Das Highlight der Runde folgte im Anschluss in der Osterburg bei der Komponistin Karoline Schulz, die aus Dresden angereist war und ihre Querflöte sowie etliches Orff-Klanginstrumentarium mitgebracht hatte. Im Programmheft der Gezeitenkonzerte war eine Doppelseite mit leeren Notenlinien abgedruckt worden, die es nun zu füllen galt. Die Kinder durften ihre melodischen Ideen zu Papier bringen und erlebten sofort die klangliche Umsetzung ihrer Einfälle, denn Karoline Schulz spielte die Kompositionen vom Blatt direkt vor – ganz großes Kino!

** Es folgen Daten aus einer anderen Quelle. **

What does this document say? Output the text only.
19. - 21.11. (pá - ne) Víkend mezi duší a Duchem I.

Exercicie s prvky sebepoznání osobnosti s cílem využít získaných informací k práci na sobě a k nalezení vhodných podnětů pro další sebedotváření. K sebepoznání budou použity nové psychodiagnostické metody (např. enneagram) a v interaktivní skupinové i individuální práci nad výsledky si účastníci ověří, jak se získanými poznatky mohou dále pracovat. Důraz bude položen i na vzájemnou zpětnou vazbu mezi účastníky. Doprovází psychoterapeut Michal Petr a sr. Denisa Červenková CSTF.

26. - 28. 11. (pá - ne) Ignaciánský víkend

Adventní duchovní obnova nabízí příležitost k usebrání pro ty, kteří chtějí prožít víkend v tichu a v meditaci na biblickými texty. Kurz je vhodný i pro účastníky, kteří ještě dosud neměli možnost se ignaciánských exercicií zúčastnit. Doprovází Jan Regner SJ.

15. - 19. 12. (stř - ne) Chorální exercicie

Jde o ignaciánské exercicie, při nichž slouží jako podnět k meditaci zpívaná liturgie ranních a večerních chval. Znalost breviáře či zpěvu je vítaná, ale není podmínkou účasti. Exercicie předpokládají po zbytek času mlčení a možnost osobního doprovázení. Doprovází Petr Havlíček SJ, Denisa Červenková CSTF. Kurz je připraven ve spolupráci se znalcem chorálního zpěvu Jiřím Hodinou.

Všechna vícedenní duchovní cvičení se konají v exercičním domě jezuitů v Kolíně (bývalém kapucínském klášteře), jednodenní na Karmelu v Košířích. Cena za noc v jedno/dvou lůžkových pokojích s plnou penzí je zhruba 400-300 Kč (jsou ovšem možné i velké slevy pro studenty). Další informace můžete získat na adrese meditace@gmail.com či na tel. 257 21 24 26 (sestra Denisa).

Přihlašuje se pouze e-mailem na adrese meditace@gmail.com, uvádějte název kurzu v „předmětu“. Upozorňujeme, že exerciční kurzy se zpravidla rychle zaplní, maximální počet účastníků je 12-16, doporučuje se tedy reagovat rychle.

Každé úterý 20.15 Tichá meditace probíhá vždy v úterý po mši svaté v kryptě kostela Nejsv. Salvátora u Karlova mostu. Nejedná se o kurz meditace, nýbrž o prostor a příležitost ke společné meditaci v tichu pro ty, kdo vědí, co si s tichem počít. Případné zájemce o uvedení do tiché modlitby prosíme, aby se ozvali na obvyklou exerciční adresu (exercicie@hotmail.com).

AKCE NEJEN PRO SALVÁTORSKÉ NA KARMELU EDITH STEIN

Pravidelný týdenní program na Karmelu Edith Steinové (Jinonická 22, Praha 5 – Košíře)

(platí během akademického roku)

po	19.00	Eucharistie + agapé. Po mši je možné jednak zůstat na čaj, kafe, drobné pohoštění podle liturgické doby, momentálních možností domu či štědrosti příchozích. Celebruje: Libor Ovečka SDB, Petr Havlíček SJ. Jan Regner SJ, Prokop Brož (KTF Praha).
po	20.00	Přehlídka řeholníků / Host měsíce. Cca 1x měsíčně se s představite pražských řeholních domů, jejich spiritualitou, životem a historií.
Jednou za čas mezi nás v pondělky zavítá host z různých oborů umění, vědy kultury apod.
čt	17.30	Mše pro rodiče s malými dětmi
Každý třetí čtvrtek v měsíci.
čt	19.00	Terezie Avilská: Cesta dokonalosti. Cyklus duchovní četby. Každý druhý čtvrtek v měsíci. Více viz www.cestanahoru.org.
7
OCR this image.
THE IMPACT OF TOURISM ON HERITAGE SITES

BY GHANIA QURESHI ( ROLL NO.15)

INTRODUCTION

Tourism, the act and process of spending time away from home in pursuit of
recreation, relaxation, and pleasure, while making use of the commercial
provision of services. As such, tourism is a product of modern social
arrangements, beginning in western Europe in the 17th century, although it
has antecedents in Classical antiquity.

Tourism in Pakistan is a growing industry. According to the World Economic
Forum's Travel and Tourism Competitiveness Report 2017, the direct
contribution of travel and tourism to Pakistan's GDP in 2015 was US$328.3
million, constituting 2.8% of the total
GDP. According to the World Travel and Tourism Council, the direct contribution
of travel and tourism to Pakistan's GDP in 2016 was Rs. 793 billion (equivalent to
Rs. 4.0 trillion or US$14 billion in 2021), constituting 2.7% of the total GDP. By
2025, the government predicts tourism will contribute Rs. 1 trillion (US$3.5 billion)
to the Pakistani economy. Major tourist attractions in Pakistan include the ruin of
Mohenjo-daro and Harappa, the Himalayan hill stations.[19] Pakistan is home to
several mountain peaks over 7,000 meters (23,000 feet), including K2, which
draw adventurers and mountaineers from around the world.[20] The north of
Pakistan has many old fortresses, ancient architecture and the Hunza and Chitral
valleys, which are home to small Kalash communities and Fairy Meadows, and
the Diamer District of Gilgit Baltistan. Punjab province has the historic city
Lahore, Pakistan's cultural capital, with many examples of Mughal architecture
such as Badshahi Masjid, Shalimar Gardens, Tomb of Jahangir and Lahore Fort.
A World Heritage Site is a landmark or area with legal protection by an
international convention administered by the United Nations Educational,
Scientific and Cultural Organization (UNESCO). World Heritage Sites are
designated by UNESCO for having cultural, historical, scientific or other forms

Sie half auch dort, wo es nicht so recht von allein klappen wollte, aber man kam immer zum Ziel, und es ist tatsächlich so, wie sie sagte: „Beim Komponieren kommt nie etwas Schlechtes raus.“
Dann war erstmal Mittagspause, das Angebot an Essen und Trinken vor Ort wurde ausgiebig genutzt – wobei der selbstgemachte Kartoffelsalat ein Extralob verdient hat!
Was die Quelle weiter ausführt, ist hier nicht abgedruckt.